David took more than 22 road trips with Harley and Layne to visit their mother and sister in Seattle over a year. Nicole and Jade also made several flights back home that year. Traveling by car could be as much as $300 a trip and by plane $600, but the Marrs needed each other for support.
“Even though it was a sacrifice financially because of missing work, it was really important for us to make sure we had family time,” Nicole said.
While insurance helped with medical expenses, it couldn’t help with travel expenses or days of lost employment. Instead of a two-income family living in one location, the Marrs became a single-income family commuting between two locations.
That’s when Wings stepped in.
The Marrs received $4,000 from Wings to cover travel expenses. Without the financial aid from Wings there would have been fewer trips and less time spent together as a family, David and Nicole said.
On Sept. 26, 2013, during a routine review of tests, Jade’s cancer was declared in remission.

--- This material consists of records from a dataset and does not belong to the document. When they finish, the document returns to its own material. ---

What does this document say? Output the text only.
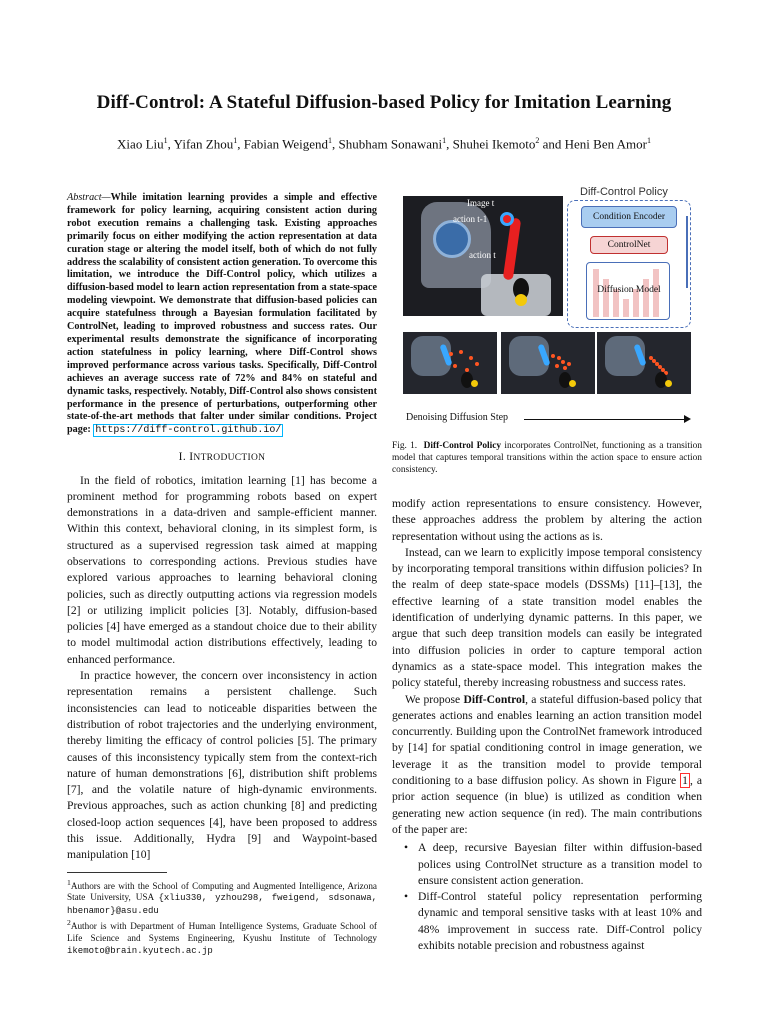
Diff-Control: A Stateful Diffusion-based Policy for Imitation Learning
Xiao Liu$^1$, Yifan Zhou$^1$, Fabian Weigend$^1$, Shubham Sonawani$^1$, Shuhei Ikemoto$^2$ and Heni Ben Amor$^1$
Abstract—While imitation learning provides a simple and effective framework for policy learning, acquiring consistent action during robot execution remains a challenging task. Existing approaches primarily focus on either modifying the action representation at data curation stage or altering the model itself, both of which do not fully address the scalability of consistent action generation. To overcome this limitation, we introduce the Diff-Control policy, which utilizes a diffusion-based model to learn action representation from a state-space modeling viewpoint. We demonstrate that diffusion-based policies can acquire statefulness through a Bayesian formulation facilitated by ControlNet, leading to improved robustness and success rates. Our experimental results demonstrate the significance of incorporating action statefulness in policy learning, where Diff-Control shows improved performance across various tasks. Specifically, Diff-Control achieves an average success rate of 72% and 84% on stateful and dynamic tasks, respectively. Notably, Diff-Control also shows consistent performance in the presence of perturbations, outperforming other state-of-the-art methods that falter under similar conditions. Project page: https://diff-control.github.io/
I. INTRODUCTION

In the field of robotics, imitation learning [1] has become a prominent method for programming robots based on expert demonstrations in a data-driven and sample-efficient manner. Within this context, behavioral cloning, in its simplest form, is structured as a supervised regression task aimed at mapping observations to corresponding actions. Previous studies have explored various approaches to learning behavioral cloning policies, such as directly outputting actions via regression models [2] or utilizing implicit policies [3]. Notably, diffusion-based policies [4] have emerged as a standout choice due to their ability to model multimodal action distributions effectively, leading to enhanced performance.

In practice however, the concern over inconsistency in action representation remains a persistent challenge. Such inconsistencies can lead to noticeable disparities between the distribution of robot trajectories and the underlying environment, thereby limiting the efficacy of control policies [5]. The primary causes of this inconsistency typically stem from the context-rich nature of human demonstrations [6], distribution shift problems [7], and the volatile nature of high-dynamic environments. Previous approaches, such as action chunking [8] and predicting closed-loop action sequences [4], have been proposed to address this issue. Additionally, Hydra [9] and Waypoint-based manipulation [10]

$^1$Authors are with the School of Computing and Augmented Intelligence, Arizona State University, USA {xliu330, yzhou298, fweigend, sdsonawa, hbenamor}@asu.edu
$^2$Author is with Department of Human Intelligence Systems, Graduate School of Life Science and Systems Engineering, Kyushu Institute of Technology ikemoto@brain.kyutech.ac.jp
Image t
action t-1
action t
Diff-Control Policy
Condition Encoder
ControlNet
Diffusion Model
Denoising Diffusion Step
Fig. 1. Diff-Control Policy incorporates ControlNet, functioning as a transition model that captures temporal transitions within the action space to ensure action consistency.

modify action representations to ensure consistency. However, these approaches address the problem by altering the action representation without using the actions as is.

Instead, can we learn to explicitly impose temporal consistency by incorporating temporal transitions within diffusion policies? In the realm of deep state-space models (DSSMs) [11]–[13], the effective learning of a state transition model enables the identification of underlying dynamic patterns. In this paper, we argue that such deep transition models can easily be integrated into diffusion policies in order to capture temporal action dynamics as a state-space model. This integration makes the policy stateful, thereby increasing robustness and success rates.

We propose Diff-Control, a stateful diffusion-based policy that generates actions and enables learning an action transition model concurrently. Building upon the ControlNet framework introduced by [14] for spatial conditioning control in image generation, we leverage it as the transition model to provide temporal conditioning to a base diffusion policy. As shown in Figure 1 , a prior action sequence (in blue) is utilized as condition when generating new action sequence (in red). The main contributions of the paper are:

• A deep, recursive Bayesian filter within diffusion-based polices using ControlNet structure as a transition model to ensure consistent action generation.
• Diff-Control stateful policy representation performing dynamic and temporal sensitive tasks with at least 10% and 48% improvement in success rate. Diff-Control policy exhibits notable precision and robustness against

Although she and her mother are back home, travel to Seattle is still required once a month for medical appointments.
“We’re heading to Seattle next week for end-of-treatment scans to see if she is still in remission,” Nicole said.
Visits to Seattle will continue every three months this year and then every six months for two years Nicole said.
The couple encourages people to make donations and help families like them during the Wings radiothon Thursday and Friday from 6 a.m. to 6 p.m. at Sportsman & Ski Haus in Kalispell.
“What may be a small donation to you in the midst of your working life could be travel to visit a family member receiving treatment — or getting yourself to treatment if you’re the one going through it,” Nicole said. “It’s such a huge blessing when you’re going through a crisis to just feel other people’s support to be supported by organizations like Wings.”
The Marrs hope their daughter’s future includes remission and no secondary complications from her treatment.
“You know, she’s fought the hardest thing I hope that she’ll ever have to go through,” Nicole said.